In a neighboring room, residents were dealing with shoulder dystocia, a situation that requires special maneuvers to deliver a baby. As each resident approached a plastic pelvis, they had to explain the situation to the imaginary mom. Then they calmly said, "I need two nurses standing here and a stool," taking charge of the situation.

Plastic babies lubed with vegetable oil came out of the plastic pelvis. It looked neither high-tech nor realistic.

But all the parts moved exactly as they should - like when a doctor grasps the baby's arm just the right way.

"Over the years I've had a lot of people call me and say, 'It was just like you said!'" said Dr. Thomas Benedetti, who teaches this simulation.

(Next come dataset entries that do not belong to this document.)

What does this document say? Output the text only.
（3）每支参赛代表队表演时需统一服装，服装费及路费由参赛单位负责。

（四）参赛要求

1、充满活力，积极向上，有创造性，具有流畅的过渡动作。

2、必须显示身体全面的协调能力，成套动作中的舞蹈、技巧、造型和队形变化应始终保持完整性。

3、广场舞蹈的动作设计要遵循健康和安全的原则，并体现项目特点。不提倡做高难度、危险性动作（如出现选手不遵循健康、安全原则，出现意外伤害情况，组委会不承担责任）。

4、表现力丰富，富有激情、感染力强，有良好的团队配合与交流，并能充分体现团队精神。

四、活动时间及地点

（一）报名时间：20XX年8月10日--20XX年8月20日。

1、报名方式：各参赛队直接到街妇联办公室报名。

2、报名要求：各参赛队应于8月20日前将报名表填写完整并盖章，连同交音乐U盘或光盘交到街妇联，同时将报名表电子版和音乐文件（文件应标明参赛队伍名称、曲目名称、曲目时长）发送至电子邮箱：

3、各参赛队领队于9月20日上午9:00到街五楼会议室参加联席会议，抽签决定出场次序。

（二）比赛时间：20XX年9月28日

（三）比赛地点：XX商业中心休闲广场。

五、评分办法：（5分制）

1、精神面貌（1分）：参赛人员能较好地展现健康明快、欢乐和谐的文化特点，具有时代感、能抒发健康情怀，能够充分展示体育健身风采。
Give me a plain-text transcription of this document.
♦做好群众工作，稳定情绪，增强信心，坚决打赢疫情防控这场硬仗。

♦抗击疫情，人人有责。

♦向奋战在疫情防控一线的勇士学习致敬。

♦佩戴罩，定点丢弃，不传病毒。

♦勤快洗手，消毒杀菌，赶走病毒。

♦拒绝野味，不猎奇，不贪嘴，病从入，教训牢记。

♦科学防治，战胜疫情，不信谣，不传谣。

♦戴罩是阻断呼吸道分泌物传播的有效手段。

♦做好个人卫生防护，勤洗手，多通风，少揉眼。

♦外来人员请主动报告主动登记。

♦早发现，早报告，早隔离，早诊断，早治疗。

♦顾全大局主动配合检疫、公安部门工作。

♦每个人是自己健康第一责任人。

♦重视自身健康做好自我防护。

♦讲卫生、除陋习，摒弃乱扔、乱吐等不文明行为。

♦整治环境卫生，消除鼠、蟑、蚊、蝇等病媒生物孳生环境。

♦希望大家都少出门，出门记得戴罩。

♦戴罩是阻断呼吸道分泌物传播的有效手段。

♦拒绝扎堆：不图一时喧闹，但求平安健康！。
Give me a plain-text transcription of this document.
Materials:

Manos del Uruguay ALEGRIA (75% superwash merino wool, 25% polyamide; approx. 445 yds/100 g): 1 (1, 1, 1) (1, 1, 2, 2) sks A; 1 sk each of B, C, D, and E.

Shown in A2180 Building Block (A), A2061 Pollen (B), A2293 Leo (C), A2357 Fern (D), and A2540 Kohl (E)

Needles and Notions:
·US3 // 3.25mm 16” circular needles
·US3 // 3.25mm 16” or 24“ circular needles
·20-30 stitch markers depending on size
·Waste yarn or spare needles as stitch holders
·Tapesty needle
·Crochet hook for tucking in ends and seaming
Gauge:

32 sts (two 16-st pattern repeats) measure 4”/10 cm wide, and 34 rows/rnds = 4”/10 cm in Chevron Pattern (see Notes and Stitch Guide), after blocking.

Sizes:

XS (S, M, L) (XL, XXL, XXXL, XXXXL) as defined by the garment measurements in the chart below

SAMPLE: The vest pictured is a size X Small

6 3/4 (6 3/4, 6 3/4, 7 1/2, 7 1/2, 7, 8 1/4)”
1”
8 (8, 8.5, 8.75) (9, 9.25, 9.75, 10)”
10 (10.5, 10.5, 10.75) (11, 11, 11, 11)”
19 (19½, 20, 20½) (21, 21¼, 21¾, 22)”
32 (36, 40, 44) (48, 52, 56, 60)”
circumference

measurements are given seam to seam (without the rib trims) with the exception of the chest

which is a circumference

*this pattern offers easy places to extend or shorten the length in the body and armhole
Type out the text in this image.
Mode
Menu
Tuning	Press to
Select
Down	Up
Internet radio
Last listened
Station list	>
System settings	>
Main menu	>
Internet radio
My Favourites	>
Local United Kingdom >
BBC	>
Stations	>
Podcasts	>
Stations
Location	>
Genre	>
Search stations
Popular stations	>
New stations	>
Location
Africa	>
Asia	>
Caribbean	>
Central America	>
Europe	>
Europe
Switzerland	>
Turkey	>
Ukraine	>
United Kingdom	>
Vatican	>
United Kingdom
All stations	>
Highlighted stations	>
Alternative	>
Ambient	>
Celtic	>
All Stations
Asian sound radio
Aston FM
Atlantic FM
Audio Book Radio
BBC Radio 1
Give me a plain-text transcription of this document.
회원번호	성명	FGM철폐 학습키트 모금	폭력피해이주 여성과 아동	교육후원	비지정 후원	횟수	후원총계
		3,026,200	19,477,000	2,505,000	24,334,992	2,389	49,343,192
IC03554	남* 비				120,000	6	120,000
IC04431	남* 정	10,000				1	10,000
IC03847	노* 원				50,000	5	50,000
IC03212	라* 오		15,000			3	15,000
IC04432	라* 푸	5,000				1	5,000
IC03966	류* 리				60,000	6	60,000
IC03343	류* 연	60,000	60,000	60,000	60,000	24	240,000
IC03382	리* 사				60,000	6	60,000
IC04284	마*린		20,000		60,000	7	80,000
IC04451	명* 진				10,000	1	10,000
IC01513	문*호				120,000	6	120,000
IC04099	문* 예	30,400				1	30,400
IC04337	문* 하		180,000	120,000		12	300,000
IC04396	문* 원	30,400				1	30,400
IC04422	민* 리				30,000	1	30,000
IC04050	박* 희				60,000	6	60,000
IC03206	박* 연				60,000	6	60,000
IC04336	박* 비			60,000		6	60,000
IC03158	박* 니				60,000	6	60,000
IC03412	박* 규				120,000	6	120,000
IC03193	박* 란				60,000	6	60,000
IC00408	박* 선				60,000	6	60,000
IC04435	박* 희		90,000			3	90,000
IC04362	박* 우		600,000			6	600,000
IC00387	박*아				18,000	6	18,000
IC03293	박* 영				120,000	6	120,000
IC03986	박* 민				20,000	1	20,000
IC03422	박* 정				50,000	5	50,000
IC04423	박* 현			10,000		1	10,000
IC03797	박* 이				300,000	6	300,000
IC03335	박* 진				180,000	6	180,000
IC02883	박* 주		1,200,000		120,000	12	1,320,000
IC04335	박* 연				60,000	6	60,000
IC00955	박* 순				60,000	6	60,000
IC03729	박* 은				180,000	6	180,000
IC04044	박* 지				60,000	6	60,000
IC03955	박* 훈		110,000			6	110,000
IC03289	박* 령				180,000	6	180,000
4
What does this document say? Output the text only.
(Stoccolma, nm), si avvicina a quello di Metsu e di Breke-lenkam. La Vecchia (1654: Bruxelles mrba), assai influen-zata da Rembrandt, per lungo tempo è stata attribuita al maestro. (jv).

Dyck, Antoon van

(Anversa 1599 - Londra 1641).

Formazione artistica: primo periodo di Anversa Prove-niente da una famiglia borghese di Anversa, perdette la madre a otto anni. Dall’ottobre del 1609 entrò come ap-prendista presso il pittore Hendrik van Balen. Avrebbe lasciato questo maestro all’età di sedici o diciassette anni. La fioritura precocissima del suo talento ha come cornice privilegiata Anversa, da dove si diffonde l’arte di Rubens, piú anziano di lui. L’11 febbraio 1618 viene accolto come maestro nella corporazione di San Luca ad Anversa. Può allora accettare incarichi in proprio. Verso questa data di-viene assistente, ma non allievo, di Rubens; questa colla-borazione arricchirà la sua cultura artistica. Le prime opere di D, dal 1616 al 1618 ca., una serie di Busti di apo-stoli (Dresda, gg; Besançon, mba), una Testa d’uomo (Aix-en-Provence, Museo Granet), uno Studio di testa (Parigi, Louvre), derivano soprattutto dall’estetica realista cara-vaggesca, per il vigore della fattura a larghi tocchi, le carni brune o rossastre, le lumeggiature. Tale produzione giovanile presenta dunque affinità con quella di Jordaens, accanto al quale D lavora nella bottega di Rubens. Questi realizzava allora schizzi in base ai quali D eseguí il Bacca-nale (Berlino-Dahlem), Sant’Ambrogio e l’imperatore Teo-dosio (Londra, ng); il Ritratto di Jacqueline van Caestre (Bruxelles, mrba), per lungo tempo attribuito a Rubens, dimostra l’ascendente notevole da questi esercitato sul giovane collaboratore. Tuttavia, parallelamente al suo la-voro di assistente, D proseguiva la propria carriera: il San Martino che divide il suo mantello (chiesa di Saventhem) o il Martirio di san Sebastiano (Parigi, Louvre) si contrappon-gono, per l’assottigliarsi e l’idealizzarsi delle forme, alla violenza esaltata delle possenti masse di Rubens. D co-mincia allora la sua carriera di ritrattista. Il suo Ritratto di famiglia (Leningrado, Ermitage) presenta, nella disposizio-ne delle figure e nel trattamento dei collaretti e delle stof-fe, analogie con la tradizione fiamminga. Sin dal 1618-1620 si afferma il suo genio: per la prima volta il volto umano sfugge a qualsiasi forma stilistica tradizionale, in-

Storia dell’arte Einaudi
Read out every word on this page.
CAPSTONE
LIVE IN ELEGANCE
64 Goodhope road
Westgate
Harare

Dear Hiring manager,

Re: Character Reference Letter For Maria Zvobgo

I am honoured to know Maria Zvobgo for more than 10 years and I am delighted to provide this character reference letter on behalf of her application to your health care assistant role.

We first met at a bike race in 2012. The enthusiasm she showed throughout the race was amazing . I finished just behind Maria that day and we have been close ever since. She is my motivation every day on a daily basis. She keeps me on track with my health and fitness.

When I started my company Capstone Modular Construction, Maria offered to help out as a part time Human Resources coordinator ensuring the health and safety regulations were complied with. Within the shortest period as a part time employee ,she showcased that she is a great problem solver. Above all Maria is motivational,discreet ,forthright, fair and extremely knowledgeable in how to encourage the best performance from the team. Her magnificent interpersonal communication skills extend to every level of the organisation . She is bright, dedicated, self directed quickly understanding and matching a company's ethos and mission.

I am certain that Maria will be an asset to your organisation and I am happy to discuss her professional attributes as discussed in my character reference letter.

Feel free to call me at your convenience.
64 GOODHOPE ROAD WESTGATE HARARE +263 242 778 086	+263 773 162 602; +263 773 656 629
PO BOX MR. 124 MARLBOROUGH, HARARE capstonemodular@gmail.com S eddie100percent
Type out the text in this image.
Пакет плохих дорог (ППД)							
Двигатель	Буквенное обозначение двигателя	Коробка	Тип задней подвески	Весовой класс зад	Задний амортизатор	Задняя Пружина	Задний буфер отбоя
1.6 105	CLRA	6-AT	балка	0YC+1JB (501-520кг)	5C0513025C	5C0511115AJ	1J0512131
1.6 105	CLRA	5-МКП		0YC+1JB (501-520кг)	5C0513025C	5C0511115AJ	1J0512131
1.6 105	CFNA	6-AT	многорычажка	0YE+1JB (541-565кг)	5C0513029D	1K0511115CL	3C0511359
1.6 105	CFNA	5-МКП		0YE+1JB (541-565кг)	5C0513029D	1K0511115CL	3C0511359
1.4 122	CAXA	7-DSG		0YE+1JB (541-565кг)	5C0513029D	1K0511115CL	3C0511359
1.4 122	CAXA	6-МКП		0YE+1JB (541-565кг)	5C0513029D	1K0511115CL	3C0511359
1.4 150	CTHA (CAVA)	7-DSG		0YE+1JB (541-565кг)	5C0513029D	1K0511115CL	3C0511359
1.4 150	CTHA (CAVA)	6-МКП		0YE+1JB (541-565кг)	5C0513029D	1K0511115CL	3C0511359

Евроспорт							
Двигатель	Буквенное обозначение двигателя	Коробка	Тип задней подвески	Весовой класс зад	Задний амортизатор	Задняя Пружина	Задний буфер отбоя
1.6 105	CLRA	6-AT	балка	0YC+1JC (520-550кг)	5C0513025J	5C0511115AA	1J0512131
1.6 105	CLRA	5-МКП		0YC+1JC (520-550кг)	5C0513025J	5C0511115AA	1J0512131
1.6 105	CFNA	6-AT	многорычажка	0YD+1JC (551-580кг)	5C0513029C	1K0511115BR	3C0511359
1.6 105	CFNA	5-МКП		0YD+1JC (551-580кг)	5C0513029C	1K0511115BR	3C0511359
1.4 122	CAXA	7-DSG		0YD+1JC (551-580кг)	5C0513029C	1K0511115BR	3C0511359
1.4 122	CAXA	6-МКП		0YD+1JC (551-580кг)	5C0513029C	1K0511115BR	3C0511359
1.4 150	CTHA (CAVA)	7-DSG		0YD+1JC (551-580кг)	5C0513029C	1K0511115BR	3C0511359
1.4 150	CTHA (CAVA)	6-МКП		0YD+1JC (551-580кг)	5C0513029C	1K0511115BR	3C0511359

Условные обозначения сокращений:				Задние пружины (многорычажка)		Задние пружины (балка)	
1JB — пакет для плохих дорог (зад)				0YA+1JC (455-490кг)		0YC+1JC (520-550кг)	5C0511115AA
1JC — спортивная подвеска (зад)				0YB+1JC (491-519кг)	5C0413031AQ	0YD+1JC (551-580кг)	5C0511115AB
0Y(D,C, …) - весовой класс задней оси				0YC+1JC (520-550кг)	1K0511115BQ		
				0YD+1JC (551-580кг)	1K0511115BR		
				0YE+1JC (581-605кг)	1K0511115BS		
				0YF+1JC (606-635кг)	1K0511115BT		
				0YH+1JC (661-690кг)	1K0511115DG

Because the university's School of Medicine serves the five-state region of Alaska, Idaho, Montana, Washington and Wyoming, it has to prepare students and residents for rural areas where there are fewer health-care resources.

A low-cost suturing kit, for example, is sent out across the region. The rubbery material simulates skin just fine, but the real innovation is on a sticker in the box, which is printed with the URLs of instructional videos developed at ISIS.

Sara Kim, director of educational innovations and strategic programs at ISIS, says they also hope to apply curriculum innovations from the institute to global health. An Ethiopian surgeon recently spent several months as the first international ISIS fellow, leaving with five new curricula to use in residency training at his medical school in Addis Ababa.

What Ross, the executive director, and other ISIS staff stress is that the story of medical simulation is not simply about technology. ISIS does have some of the most advanced simulation systems, but it's really about developing the curriculum to put any tool - from a full mannequin to a cow tongue - to its best use.